For the third time in less than a month, the government this week lost a multimillion-dollar case in which a federal judge concluded that a deal that saved a company large sums of taxes had a legitimate business purpose and thus was not an illegal tax shelter.
In two of the cases, the judges specifically told the Internal Revenue Service that if it has a problem with the outcomes, the solution lies with Congress, not the courts.
In the most recent case, a U.S. district judge in Connecticut determined Monday that an arrangement by which General Electric Co., through subsidiaries and partnerships, shifted $310 million in income to two Dutch banks that don't pay U.S. taxes was not a sham and, as a result, GE was entitled to a $62 million tax refund.
GE, which through its GE Capital subsidiary owned a large number of commercial airplanes that it leased to airlines, contributed those planes, along with some cash, to a partnership in which the Dutch banks participated. The banks got a large share of the rental income that would have been taxable to GE, and GE, the judge noted, got to "re-depreciate" the planes for tax purposes.
However, the judge held that the arrangement was a real business deal, since it helped GE accelerate income from the leases on the planes, as well as save on taxes. "In short," wrote Judge Stefan R. Underhill, "the transaction, though it sheltered a great deal of income from taxes, was legally permissible. Under such circumstances, the IRS should address its concerns to those who write the laws."
IRS Chief Counsel Donald Korb, in a statement yesterday, said, "We are disappointed by the opinion issued in this case. However, the Service has prevailed in the litigation of other [similar] cases and we remain confident of our position" based on the so-called economic substance doctrine, the idea that a business deal must have real non-tax consequences to be legitimate.
"A loss in one particular tax shelter case in which it is asserted does not undermine our confidence to use the doctrine, when appropriate, to attack tax shelters in other cases," Korb said.
"The court agreed with GE's interpretation of the tax rules," said John Oliver, spokesman for GE Commercial Finance.
The case comes on the heels of an $82 million defeat for the IRS in the U.S. Court of Federal Claims here last Friday.
In that case, Judge Susan G. Braden ruled valid an arrangement under which a company called Coltec Industries Inc. transferred contingent liabilities associated with asbestos claims against a subsidiary to an entity it created and then sold at a loss.
"The court has determined that where a taxpayer has satisfied all the statutory requirements established by Congress, as Coltec did in this case, the use of the 'economic substance' doctrine to trump 'mere compliance with the code' would violate the separation of powers," Braden wrote.
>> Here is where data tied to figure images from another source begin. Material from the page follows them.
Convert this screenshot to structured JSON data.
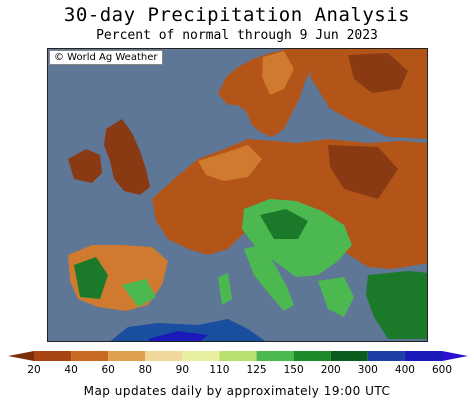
{
  "title": "30-day Precipitation Analysis",
  "subtitle": "Percent of normal through 9 Jun 2023",
  "credit": "© World Ag Weather",
  "colorbar": {
    "labels": [
      "20",
      "40",
      "60",
      "80",
      "90",
      "110",
      "125",
      "150",
      "200",
      "300",
      "400",
      "600"
    ],
    "colors": [
      "#7a2e0a",
      "#a84512",
      "#c96a24",
      "#e0a050",
      "#f2d79a",
      "#e8f0a0",
      "#b8e070",
      "#4cb850",
      "#1f8a2a",
      "#0a5d1c",
      "#1c3fa8",
      "#1a1ab8",
      "#2a10d0"
    ]
  },
  "footer": "Map updates daily by approximately 19:00 UTC",
  "map_colors": {
    "water": "#5f7797",
    "very_dry": "#8a3a12",
    "dry": "#b35519",
    "moderate_dry": "#cf7a2e",
    "normal": "#e8c27a",
    "wet": "#4cb850",
    "very_wet": "#1a7a2a",
    "extreme_wet": "#1c3fa8"
  }
}
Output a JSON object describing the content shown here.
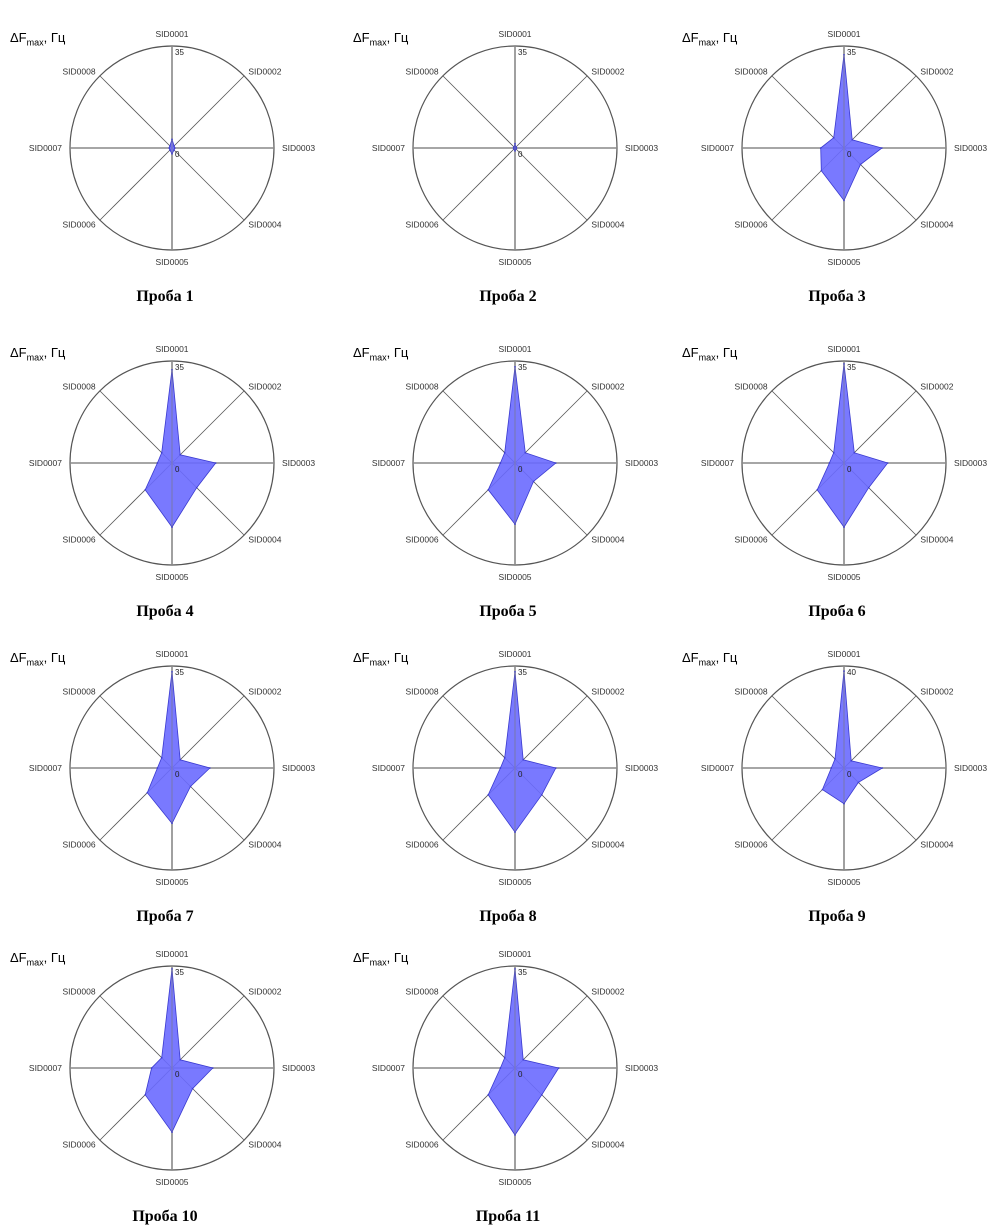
{
  "axis_label": {
    "prefix": "ΔF",
    "sub": "max",
    "suffix": ", Гц"
  },
  "colors": {
    "fill": "#6a6aff",
    "stroke": "#3a3ad0",
    "grid": "#555555",
    "axis": "#888888"
  },
  "chart_data": [
    {
      "type": "radar",
      "caption": "Проба 1",
      "categories": [
        "SID0001",
        "SID0002",
        "SID0003",
        "SID0004",
        "SID0005",
        "SID0006",
        "SID0007",
        "SID0008"
      ],
      "values": [
        3,
        1,
        1,
        1,
        2,
        1,
        1,
        1
      ],
      "tick_min": "0",
      "tick_max": "35",
      "rmax": 35
    },
    {
      "type": "radar",
      "caption": "Проба 2",
      "categories": [
        "SID0001",
        "SID0002",
        "SID0003",
        "SID0004",
        "SID0005",
        "SID0006",
        "SID0007",
        "SID0008"
      ],
      "values": [
        1.5,
        0.5,
        0.5,
        0.5,
        1,
        0.5,
        0.5,
        0.5
      ],
      "tick_min": "0",
      "tick_max": "35",
      "rmax": 35
    },
    {
      "type": "radar",
      "caption": "Проба 3",
      "categories": [
        "SID0001",
        "SID0002",
        "SID0003",
        "SID0004",
        "SID0005",
        "SID0006",
        "SID0007",
        "SID0008"
      ],
      "values": [
        32,
        4,
        13,
        8,
        18,
        11,
        8,
        5
      ],
      "tick_min": "0",
      "tick_max": "35",
      "rmax": 35
    },
    {
      "type": "radar",
      "caption": "Проба 4",
      "categories": [
        "SID0001",
        "SID0002",
        "SID0003",
        "SID0004",
        "SID0005",
        "SID0006",
        "SID0007",
        "SID0008"
      ],
      "values": [
        32,
        4,
        15,
        12,
        22,
        13,
        5,
        5
      ],
      "tick_min": "0",
      "tick_max": "35",
      "rmax": 35
    },
    {
      "type": "radar",
      "caption": "Проба 5",
      "categories": [
        "SID0001",
        "SID0002",
        "SID0003",
        "SID0004",
        "SID0005",
        "SID0006",
        "SID0007",
        "SID0008"
      ],
      "values": [
        33,
        5,
        14,
        9,
        21,
        13,
        5,
        5
      ],
      "tick_min": "0",
      "tick_max": "35",
      "rmax": 35
    },
    {
      "type": "radar",
      "caption": "Проба 6",
      "categories": [
        "SID0001",
        "SID0002",
        "SID0003",
        "SID0004",
        "SID0005",
        "SID0006",
        "SID0007",
        "SID0008"
      ],
      "values": [
        34,
        5,
        15,
        12,
        22,
        13,
        5,
        5
      ],
      "tick_min": "0",
      "tick_max": "35",
      "rmax": 35
    },
    {
      "type": "radar",
      "caption": "Проба 7",
      "categories": [
        "SID0001",
        "SID0002",
        "SID0003",
        "SID0004",
        "SID0005",
        "SID0006",
        "SID0007",
        "SID0008"
      ],
      "values": [
        33,
        4,
        13,
        9,
        19,
        12,
        5,
        5
      ],
      "tick_min": "0",
      "tick_max": "35",
      "rmax": 35
    },
    {
      "type": "radar",
      "caption": "Проба 8",
      "categories": [
        "SID0001",
        "SID0002",
        "SID0003",
        "SID0004",
        "SID0005",
        "SID0006",
        "SID0007",
        "SID0008"
      ],
      "values": [
        33,
        4,
        14,
        13,
        22,
        13,
        5,
        5
      ],
      "tick_min": "0",
      "tick_max": "35",
      "rmax": 35
    },
    {
      "type": "radar",
      "caption": "Проба 9",
      "categories": [
        "SID0001",
        "SID0002",
        "SID0003",
        "SID0004",
        "SID0005",
        "SID0006",
        "SID0007",
        "SID0008"
      ],
      "values": [
        38,
        4,
        15,
        8,
        14,
        12,
        5,
        5
      ],
      "tick_min": "0",
      "tick_max": "40",
      "rmax": 40
    },
    {
      "type": "radar",
      "caption": "Проба 10",
      "categories": [
        "SID0001",
        "SID0002",
        "SID0003",
        "SID0004",
        "SID0005",
        "SID0006",
        "SID0007",
        "SID0008"
      ],
      "values": [
        34,
        4,
        14,
        10,
        22,
        13,
        7,
        5
      ],
      "tick_min": "0",
      "tick_max": "35",
      "rmax": 35
    },
    {
      "type": "radar",
      "caption": "Проба 11",
      "categories": [
        "SID0001",
        "SID0002",
        "SID0003",
        "SID0004",
        "SID0005",
        "SID0006",
        "SID0007",
        "SID0008"
      ],
      "values": [
        34,
        4,
        15,
        13,
        23,
        13,
        5,
        5
      ],
      "tick_min": "0",
      "tick_max": "35",
      "rmax": 35
    }
  ]
}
Two weeks ago, U.S. District Judge William D. Quarles Jr. in Maryland awarded Black & Decker Corp. a $57 million refund in a case in which the IRS accused the company of a sham transaction involving transfer of its employee health insurance claims to a new entity.
The IRS can appeal any and all of these cases, and while it has not said it will do so, Korb also said the agency "stands by its position on the contingent liability shelter."
"The challenge to this shelter will play out in a number of forums -- the United States Tax Court, district courts and the appellate courts," Korb said.